Quote from Dawkins’ “The Ancestor’s Tale”:
The idea (I attribute this inspired way of expressing it to Steven Pinker) is that before the invention of the freezer the best larder for meat was a companion’s belly. How so? The meat itself was no longer available, of course, but the goodwill it buys is safe in long-term storage in a companion’s brain. Your companion will remember the favour and repay it when fortunes are reversed. Chimpanzees are known to share meat for favours. In historic times, this kind of IOU became tokenized as money.
Venkata: the corruption issue is one I hope to address in a future piece. But check out the views of Thomas Greco on localization… (google him). He thinks local currencies are the best way to limit the power of central currency issuers.
Paul: you are touching on exactly the right issue. I think price and value need to be separated, OR value needs to be relativized (i.e. not ‘good’ or ‘bad’ but ‘is mine the same as yours?’). I like the idea that pricing should be agnostic to value. Force or fraud SHOULD be included. There is presumably a set of pricing dynamics even in protection rackets, where street apple sellers get taken for more than store merchants, and each level of defaulting has its own punishment (“if you miss a protection payment this week, you get a slap in the face. Miss it for 2 weeks, you get beaten up at night. 3 weeks, house burned down. 4 weeks, you get killed”).

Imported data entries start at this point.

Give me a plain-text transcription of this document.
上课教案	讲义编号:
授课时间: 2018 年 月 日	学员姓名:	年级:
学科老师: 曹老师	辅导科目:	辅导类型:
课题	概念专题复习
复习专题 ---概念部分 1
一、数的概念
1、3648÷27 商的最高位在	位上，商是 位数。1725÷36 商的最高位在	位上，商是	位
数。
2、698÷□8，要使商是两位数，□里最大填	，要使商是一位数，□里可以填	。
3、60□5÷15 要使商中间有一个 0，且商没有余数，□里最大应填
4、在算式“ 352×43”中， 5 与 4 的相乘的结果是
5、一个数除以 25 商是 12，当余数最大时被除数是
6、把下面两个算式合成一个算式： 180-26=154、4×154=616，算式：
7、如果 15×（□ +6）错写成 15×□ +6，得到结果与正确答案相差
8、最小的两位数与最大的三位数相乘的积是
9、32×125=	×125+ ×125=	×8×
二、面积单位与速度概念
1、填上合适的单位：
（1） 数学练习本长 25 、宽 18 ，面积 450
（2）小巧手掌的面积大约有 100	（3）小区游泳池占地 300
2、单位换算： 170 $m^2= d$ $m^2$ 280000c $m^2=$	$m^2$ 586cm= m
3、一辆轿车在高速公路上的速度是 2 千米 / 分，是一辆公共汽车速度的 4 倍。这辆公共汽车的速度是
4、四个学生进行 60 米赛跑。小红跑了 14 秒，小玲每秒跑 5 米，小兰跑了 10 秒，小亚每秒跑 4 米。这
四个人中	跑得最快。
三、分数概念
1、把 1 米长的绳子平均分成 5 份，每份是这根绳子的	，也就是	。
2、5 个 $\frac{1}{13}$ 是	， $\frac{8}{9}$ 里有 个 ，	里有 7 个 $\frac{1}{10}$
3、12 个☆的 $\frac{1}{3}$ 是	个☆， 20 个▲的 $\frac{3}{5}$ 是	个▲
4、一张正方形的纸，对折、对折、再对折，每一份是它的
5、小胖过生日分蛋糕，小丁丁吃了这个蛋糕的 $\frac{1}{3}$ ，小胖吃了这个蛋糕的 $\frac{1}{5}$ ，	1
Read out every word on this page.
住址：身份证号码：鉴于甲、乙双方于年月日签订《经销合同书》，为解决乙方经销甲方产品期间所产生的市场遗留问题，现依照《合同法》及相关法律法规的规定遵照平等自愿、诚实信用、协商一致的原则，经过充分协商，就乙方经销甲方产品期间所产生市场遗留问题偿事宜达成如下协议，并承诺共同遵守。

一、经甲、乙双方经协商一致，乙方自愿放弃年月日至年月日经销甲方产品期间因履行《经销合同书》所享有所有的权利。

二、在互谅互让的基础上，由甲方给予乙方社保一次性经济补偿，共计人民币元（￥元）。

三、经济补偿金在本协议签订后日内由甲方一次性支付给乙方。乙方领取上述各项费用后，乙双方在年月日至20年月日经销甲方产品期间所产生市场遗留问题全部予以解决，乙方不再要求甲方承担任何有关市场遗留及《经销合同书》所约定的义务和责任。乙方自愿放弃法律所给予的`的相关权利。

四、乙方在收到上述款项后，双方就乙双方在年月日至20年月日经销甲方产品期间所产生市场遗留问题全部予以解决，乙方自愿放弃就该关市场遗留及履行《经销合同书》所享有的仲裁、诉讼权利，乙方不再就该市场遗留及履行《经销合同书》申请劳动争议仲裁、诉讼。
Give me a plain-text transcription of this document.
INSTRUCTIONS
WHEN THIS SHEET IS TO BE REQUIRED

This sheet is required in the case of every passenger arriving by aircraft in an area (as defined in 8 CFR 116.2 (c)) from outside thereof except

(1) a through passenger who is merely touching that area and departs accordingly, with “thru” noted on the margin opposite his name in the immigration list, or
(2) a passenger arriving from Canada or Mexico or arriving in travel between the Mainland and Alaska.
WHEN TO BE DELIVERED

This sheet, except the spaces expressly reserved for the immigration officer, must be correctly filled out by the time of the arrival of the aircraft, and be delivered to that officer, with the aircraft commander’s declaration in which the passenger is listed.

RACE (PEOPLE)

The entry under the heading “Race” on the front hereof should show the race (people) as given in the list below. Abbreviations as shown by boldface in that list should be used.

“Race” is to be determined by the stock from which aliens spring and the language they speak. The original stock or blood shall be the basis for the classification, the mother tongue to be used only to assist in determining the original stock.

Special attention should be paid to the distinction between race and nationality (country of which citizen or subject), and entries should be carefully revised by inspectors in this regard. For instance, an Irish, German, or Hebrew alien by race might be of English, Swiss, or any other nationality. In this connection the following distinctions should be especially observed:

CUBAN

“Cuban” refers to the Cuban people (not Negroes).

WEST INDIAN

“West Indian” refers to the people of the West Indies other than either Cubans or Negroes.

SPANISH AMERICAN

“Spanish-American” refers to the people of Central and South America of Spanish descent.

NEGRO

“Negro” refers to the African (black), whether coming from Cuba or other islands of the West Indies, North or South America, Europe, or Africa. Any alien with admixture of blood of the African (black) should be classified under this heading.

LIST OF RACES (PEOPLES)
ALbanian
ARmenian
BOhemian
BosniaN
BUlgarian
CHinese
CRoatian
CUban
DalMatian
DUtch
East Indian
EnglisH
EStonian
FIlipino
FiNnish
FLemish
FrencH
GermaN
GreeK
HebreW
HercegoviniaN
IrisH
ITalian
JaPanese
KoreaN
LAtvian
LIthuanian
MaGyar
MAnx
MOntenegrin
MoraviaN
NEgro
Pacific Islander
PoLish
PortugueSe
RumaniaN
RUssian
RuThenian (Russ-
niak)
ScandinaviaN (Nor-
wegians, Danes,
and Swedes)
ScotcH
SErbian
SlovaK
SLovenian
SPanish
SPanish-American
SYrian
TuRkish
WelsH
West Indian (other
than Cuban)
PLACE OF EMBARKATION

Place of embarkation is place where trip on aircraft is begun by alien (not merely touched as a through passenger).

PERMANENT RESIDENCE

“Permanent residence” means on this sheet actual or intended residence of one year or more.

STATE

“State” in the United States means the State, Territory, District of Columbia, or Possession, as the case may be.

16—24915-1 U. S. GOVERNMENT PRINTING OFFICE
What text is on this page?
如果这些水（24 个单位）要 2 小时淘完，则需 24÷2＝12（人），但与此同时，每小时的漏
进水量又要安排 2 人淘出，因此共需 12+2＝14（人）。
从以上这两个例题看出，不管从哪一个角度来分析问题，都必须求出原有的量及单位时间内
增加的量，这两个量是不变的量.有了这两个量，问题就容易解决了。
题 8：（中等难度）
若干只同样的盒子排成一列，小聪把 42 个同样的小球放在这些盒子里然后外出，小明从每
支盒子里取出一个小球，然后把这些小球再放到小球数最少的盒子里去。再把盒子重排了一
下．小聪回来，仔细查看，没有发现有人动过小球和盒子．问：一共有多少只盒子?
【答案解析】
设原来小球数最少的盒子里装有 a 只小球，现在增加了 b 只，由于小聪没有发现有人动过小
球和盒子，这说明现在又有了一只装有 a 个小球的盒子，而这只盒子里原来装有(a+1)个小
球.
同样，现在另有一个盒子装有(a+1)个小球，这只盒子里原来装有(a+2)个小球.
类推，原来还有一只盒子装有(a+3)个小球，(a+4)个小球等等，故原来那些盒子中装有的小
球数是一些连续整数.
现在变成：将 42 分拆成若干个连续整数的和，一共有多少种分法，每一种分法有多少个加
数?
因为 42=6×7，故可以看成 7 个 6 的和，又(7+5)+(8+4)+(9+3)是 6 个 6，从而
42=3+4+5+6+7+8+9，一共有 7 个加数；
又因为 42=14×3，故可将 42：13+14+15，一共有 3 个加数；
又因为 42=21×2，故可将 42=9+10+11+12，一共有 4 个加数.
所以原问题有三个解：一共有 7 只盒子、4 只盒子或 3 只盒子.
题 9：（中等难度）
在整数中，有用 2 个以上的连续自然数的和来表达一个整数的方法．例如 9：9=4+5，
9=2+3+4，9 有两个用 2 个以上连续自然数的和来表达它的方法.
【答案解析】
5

Tubelite: the animal world examples are great. I hadn’t thought of the friend’s-stomach=refrigerator analogy at all. But it makes sense. Iterated prisoners’ dilemmas get to evolutionary stable states (ESS) of tit-for-tat if discounting of future isn’t “too high.” Your Dawkins/Pinker example formalizes that notion. If discounting of future value of trust (in PD sense) is less than degradation rate of meat, it makes sense to put it in stomach-refrigerator. There may be a general model here that combines NPV-DCF analysis with capital asset depreciation dynamics.
IMHO any sustainable and insightful philosophy of money will stand on the shoulders of a giant: the late 19th century economist Carl Menger, specifically his essay On the Origin of Money. I’d be curious to hear your take on his approach.